Freshwater ecosystems are under severe anthropic pressure (e.g. agriculture and mining), which generates adverse effects on the diversity of aquatic insects. We evaluated the insect community in streams impacted by agriculture and mining, and determined how these activities affected the community. We studied six streams in Caldas (Colombia), two with mining and two with agriculture impact. We collected the insects using a Surber net with three replicates per substrate (fine sediment, stones, and litter). In total, 12 502 aquatic insects were collected. The most representative genera were Baetodes, Simulium, and Cricotopus (57.7 %). Streams with agricultural activity had lower aquatic insects diversity than mining impact (F2,309 = 21.82, p = 0.001).
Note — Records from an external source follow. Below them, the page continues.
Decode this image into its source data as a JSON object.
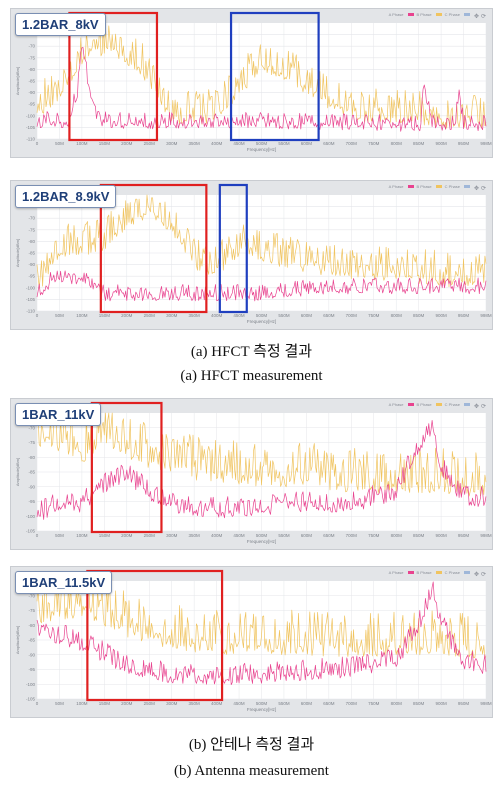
{
  "captions": {
    "a_korean": "(a) HFCT 측정 결과",
    "a_english": "(a) HFCT measurement",
    "b_korean": "(b) 안테나 측정 결과",
    "b_english": "(b) Antenna measurement"
  },
  "legend": {
    "a": "A Phase",
    "b": "B Phase",
    "c": "C Phase"
  },
  "colors": {
    "series_pink": "#e8438f",
    "series_yellow": "#f0c460",
    "box_red": "#e02020",
    "box_blue": "#1f3fbf",
    "plot_bg": "#ffffff",
    "grid": "#e4e6ea"
  },
  "chart_data": [
    {
      "type": "line",
      "label": "1.2BAR_8kV",
      "xlabel": "Frequency[Hz]",
      "ylabel": "Amplitude[dBm]",
      "x_ticks": [
        "0",
        "50M",
        "100M",
        "150M",
        "200M",
        "250M",
        "300M",
        "350M",
        "400M",
        "450M",
        "500M",
        "550M",
        "600M",
        "650M",
        "700M",
        "750M",
        "800M",
        "850M",
        "900M",
        "950M",
        "998M"
      ],
      "y_ticks": [
        "-65",
        "-70",
        "-75",
        "-80",
        "-85",
        "-90",
        "-95",
        "-100",
        "-105",
        "-110"
      ],
      "ylim": [
        -110,
        -60
      ],
      "xlim": [
        0,
        1000
      ],
      "highlight_boxes": [
        {
          "color": "red",
          "x_range": [
            90,
            285
          ]
        },
        {
          "color": "blue",
          "x_range": [
            450,
            645
          ]
        }
      ],
      "series": [
        {
          "color": "pink",
          "profile": [
            [
              0,
              -103
            ],
            [
              40,
              -102
            ],
            [
              70,
              -103
            ],
            [
              90,
              -90
            ],
            [
              100,
              -68
            ],
            [
              110,
              -80
            ],
            [
              120,
              -95
            ],
            [
              140,
              -102
            ],
            [
              200,
              -103
            ],
            [
              300,
              -103
            ],
            [
              500,
              -103
            ],
            [
              800,
              -104
            ],
            [
              855,
              -104
            ],
            [
              860,
              -90
            ],
            [
              870,
              -94
            ],
            [
              880,
              -104
            ],
            [
              930,
              -104
            ],
            [
              940,
              -90
            ],
            [
              950,
              -104
            ],
            [
              998,
              -104
            ]
          ]
        },
        {
          "color": "yellow",
          "profile": [
            [
              0,
              -98
            ],
            [
              70,
              -85
            ],
            [
              110,
              -72
            ],
            [
              170,
              -70
            ],
            [
              230,
              -78
            ],
            [
              300,
              -100
            ],
            [
              380,
              -100
            ],
            [
              440,
              -90
            ],
            [
              500,
              -78
            ],
            [
              560,
              -82
            ],
            [
              620,
              -90
            ],
            [
              700,
              -98
            ],
            [
              800,
              -100
            ],
            [
              900,
              -101
            ],
            [
              998,
              -102
            ]
          ]
        }
      ]
    },
    {
      "type": "line",
      "label": "1.2BAR_8.9kV",
      "xlabel": "Frequency[Hz]",
      "ylabel": "Amplitude[dBm]",
      "x_ticks": [
        "0",
        "50M",
        "100M",
        "150M",
        "200M",
        "250M",
        "300M",
        "350M",
        "400M",
        "450M",
        "500M",
        "550M",
        "600M",
        "650M",
        "700M",
        "750M",
        "800M",
        "850M",
        "900M",
        "950M",
        "998M"
      ],
      "y_ticks": [
        "-65",
        "-70",
        "-75",
        "-80",
        "-85",
        "-90",
        "-95",
        "-100",
        "-105",
        "-110"
      ],
      "ylim": [
        -110,
        -60
      ],
      "xlim": [
        0,
        1000
      ],
      "highlight_boxes": [
        {
          "color": "red",
          "x_range": [
            160,
            395
          ]
        },
        {
          "color": "blue",
          "x_range": [
            425,
            485
          ]
        }
      ],
      "series": [
        {
          "color": "pink",
          "profile": [
            [
              0,
              -103
            ],
            [
              40,
              -95
            ],
            [
              100,
              -96
            ],
            [
              150,
              -103
            ],
            [
              300,
              -103
            ],
            [
              400,
              -103
            ],
            [
              450,
              -103
            ],
            [
              500,
              -103
            ],
            [
              600,
              -101
            ],
            [
              700,
              -100
            ],
            [
              800,
              -100
            ],
            [
              900,
              -100
            ],
            [
              998,
              -100
            ]
          ]
        },
        {
          "color": "yellow",
          "profile": [
            [
              0,
              -100
            ],
            [
              40,
              -85
            ],
            [
              100,
              -82
            ],
            [
              150,
              -80
            ],
            [
              200,
              -70
            ],
            [
              250,
              -66
            ],
            [
              300,
              -72
            ],
            [
              350,
              -88
            ],
            [
              400,
              -92
            ],
            [
              450,
              -82
            ],
            [
              500,
              -85
            ],
            [
              550,
              -88
            ],
            [
              600,
              -90
            ],
            [
              700,
              -92
            ],
            [
              800,
              -93
            ],
            [
              900,
              -95
            ],
            [
              998,
              -97
            ]
          ]
        }
      ]
    },
    {
      "type": "line",
      "label": "1BAR_11kV",
      "xlabel": "Frequency[Hz]",
      "ylabel": "Amplitude[dBm]",
      "x_ticks": [
        "0",
        "50M",
        "100M",
        "150M",
        "200M",
        "250M",
        "300M",
        "350M",
        "400M",
        "450M",
        "500M",
        "550M",
        "600M",
        "650M",
        "700M",
        "750M",
        "800M",
        "850M",
        "900M",
        "950M",
        "998M"
      ],
      "y_ticks": [
        "-70",
        "-75",
        "-80",
        "-85",
        "-90",
        "-95",
        "-100",
        "-105"
      ],
      "ylim": [
        -105,
        -65
      ],
      "xlim": [
        0,
        1000
      ],
      "highlight_boxes": [
        {
          "color": "red",
          "x_range": [
            140,
            295
          ]
        }
      ],
      "series": [
        {
          "color": "pink",
          "profile": [
            [
              0,
              -100
            ],
            [
              50,
              -95
            ],
            [
              100,
              -96
            ],
            [
              150,
              -90
            ],
            [
              200,
              -86
            ],
            [
              250,
              -92
            ],
            [
              300,
              -96
            ],
            [
              400,
              -98
            ],
            [
              500,
              -97
            ],
            [
              600,
              -96
            ],
            [
              700,
              -96
            ],
            [
              800,
              -92
            ],
            [
              850,
              -76
            ],
            [
              880,
              -70
            ],
            [
              900,
              -84
            ],
            [
              950,
              -94
            ],
            [
              998,
              -94
            ]
          ]
        },
        {
          "color": "yellow",
          "profile": [
            [
              0,
              -72
            ],
            [
              50,
              -74
            ],
            [
              100,
              -78
            ],
            [
              150,
              -72
            ],
            [
              200,
              -76
            ],
            [
              250,
              -80
            ],
            [
              300,
              -82
            ],
            [
              400,
              -85
            ],
            [
              500,
              -86
            ],
            [
              600,
              -86
            ],
            [
              700,
              -88
            ],
            [
              800,
              -88
            ],
            [
              900,
              -88
            ],
            [
              998,
              -90
            ]
          ]
        }
      ]
    },
    {
      "type": "line",
      "label": "1BAR_11.5kV",
      "xlabel": "Frequency[Hz]",
      "ylabel": "Amplitude[dBm]",
      "x_ticks": [
        "0",
        "50M",
        "100M",
        "150M",
        "200M",
        "250M",
        "300M",
        "350M",
        "400M",
        "450M",
        "500M",
        "550M",
        "600M",
        "650M",
        "700M",
        "750M",
        "800M",
        "850M",
        "900M",
        "950M",
        "998M"
      ],
      "y_ticks": [
        "-70",
        "-75",
        "-80",
        "-85",
        "-90",
        "-95",
        "-100",
        "-105"
      ],
      "ylim": [
        -105,
        -65
      ],
      "xlim": [
        0,
        1000
      ],
      "highlight_boxes": [
        {
          "color": "red",
          "x_range": [
            130,
            430
          ]
        }
      ],
      "series": [
        {
          "color": "pink",
          "profile": [
            [
              0,
              -82
            ],
            [
              50,
              -84
            ],
            [
              100,
              -86
            ],
            [
              150,
              -90
            ],
            [
              200,
              -94
            ],
            [
              250,
              -96
            ],
            [
              300,
              -97
            ],
            [
              400,
              -98
            ],
            [
              500,
              -97
            ],
            [
              600,
              -96
            ],
            [
              700,
              -95
            ],
            [
              800,
              -92
            ],
            [
              850,
              -80
            ],
            [
              880,
              -68
            ],
            [
              900,
              -80
            ],
            [
              950,
              -92
            ],
            [
              998,
              -94
            ]
          ]
        },
        {
          "color": "yellow",
          "profile": [
            [
              0,
              -76
            ],
            [
              50,
              -74
            ],
            [
              100,
              -73
            ],
            [
              150,
              -76
            ],
            [
              200,
              -80
            ],
            [
              250,
              -82
            ],
            [
              300,
              -84
            ],
            [
              400,
              -86
            ],
            [
              500,
              -86
            ],
            [
              600,
              -86
            ],
            [
              700,
              -87
            ],
            [
              800,
              -86
            ],
            [
              900,
              -86
            ],
            [
              998,
              -88
            ]
          ]
        }
      ]
    }
  ]
}
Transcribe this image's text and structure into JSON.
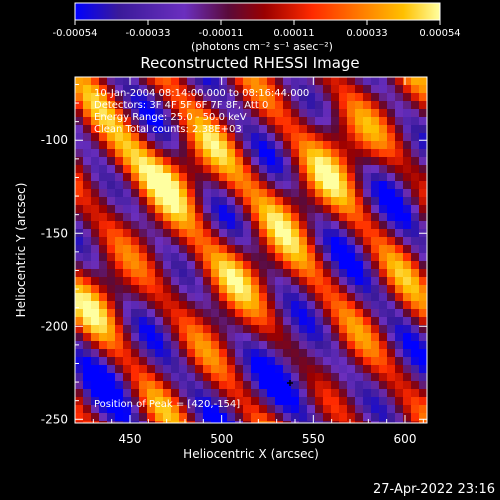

The agriculture areas presented a structure dominated by Simulium and Cricotopus (Diptera, pollution-tolerant morphospecies). Baetodes dominated in stones substrate, Cricotopus in sediment, and Simulium and Cricotopus dominated in litter (F2,309 = 2.84, p = 0.001). Therefore, both factors (impact and substrate type) are being important in determining the diversity of aquatic insects. Our results suggested that agricultural activity has a higher impact on the diversity of aquatic insects, which may be associated with the loss of riparian vegetation.

Keywords: aquatic ecosystems, Colombian Andes, anthropic disturbance, benthic insects.